World Bank officials and others point to cutbacks in United States bilateral economic aid as one of two key failures of the economic recovery program for Africa. The other is the failure of the international donor community and Africa to come up with a plan for debt relief.
Some African nations are actually paying back more on old loans than they are getting in new assistance. Debt repayments are a heavy burden for many African nations. Ghana, for example, is paying 60 percent of its export earnings on debt payments, says Lewis. More grants, and loans on easier terms, are needed, some officials say.
Lewis says that along with more foreign aid and debt relief, African nations need higher prices for their exports, such as cotton, coffee, cocoa, and minerals.
He is optimistic about aid and debt relief, but not about higher commodity prices, which are at about the lowest point they have been in 50 years, he says. International agreements to prop up prices have failed so far, though new negotiations are under way.

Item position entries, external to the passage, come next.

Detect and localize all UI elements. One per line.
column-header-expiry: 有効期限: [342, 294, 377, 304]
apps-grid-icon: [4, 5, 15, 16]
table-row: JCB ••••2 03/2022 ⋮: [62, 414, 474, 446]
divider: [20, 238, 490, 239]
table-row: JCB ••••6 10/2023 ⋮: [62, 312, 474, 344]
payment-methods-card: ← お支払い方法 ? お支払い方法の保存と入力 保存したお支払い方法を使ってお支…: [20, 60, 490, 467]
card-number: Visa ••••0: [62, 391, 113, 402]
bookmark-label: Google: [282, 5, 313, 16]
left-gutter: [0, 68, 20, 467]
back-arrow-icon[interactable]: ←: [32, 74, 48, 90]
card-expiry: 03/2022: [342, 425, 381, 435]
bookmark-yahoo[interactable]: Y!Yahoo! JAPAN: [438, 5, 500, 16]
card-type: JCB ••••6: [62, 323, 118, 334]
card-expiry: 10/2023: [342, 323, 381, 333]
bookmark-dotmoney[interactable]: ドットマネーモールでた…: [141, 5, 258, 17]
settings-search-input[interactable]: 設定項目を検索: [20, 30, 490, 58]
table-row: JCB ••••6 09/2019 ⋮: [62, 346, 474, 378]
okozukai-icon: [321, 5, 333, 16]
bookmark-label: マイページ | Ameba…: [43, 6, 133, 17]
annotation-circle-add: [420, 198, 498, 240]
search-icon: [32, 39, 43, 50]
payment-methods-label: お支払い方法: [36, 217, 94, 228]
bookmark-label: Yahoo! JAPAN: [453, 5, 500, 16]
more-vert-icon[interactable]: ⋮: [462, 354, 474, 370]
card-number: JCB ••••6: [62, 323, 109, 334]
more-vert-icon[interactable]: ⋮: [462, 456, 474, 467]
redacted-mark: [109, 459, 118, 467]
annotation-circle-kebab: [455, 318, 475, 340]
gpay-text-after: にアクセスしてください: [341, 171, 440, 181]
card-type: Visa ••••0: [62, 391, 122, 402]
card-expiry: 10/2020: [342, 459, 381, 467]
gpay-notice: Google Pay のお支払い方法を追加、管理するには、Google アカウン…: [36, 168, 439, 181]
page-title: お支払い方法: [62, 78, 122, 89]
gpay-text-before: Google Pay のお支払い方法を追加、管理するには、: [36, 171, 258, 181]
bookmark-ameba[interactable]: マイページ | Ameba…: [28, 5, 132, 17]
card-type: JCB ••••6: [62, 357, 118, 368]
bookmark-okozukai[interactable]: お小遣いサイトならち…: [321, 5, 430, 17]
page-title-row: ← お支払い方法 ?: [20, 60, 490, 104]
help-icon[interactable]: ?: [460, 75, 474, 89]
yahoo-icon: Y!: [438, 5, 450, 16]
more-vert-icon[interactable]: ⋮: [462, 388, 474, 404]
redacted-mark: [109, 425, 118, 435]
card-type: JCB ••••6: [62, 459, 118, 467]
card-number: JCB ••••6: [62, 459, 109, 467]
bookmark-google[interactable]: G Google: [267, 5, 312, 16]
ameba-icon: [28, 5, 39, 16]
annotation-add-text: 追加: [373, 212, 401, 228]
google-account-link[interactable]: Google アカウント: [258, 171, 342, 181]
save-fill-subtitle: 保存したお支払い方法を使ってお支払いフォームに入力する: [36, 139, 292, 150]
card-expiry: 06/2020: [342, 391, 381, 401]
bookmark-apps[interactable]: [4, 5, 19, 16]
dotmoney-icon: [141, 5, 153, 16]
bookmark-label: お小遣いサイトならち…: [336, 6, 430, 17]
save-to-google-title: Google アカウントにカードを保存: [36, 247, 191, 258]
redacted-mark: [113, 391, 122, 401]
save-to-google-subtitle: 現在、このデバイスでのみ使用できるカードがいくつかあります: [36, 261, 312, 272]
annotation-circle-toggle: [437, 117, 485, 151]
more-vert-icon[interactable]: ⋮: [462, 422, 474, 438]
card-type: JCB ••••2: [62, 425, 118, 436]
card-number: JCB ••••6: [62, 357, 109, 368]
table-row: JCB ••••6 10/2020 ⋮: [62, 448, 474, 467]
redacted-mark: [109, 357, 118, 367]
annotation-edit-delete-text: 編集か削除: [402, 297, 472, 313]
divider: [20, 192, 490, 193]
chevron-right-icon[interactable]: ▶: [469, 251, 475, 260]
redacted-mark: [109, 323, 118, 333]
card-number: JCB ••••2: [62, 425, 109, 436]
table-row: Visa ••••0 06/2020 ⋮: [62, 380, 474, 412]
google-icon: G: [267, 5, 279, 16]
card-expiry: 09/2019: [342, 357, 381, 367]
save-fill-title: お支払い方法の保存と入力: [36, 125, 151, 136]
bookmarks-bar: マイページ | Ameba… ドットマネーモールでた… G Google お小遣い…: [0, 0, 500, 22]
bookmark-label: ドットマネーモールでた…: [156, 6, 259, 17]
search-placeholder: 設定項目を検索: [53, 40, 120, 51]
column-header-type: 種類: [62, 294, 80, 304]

He says healthy Western economies are needed to be good buyers of African products at decent prices for the Africans. And an economically healthy African continent could provide good markets for Western products, Lewis says.
There is still skepticism among some officials, including a top African official at the International Monetary Fund and a World Bank economist, as to whether the African leaders have taken much action on reforms since the UN session.
But the US State Department recently reported that some 33 of 45 sub-Saharan African nations have ``undertaken significant reform measures since 1982.'' The report gives partial credit to the reforms for some of the increases in agricultural production over the past few years.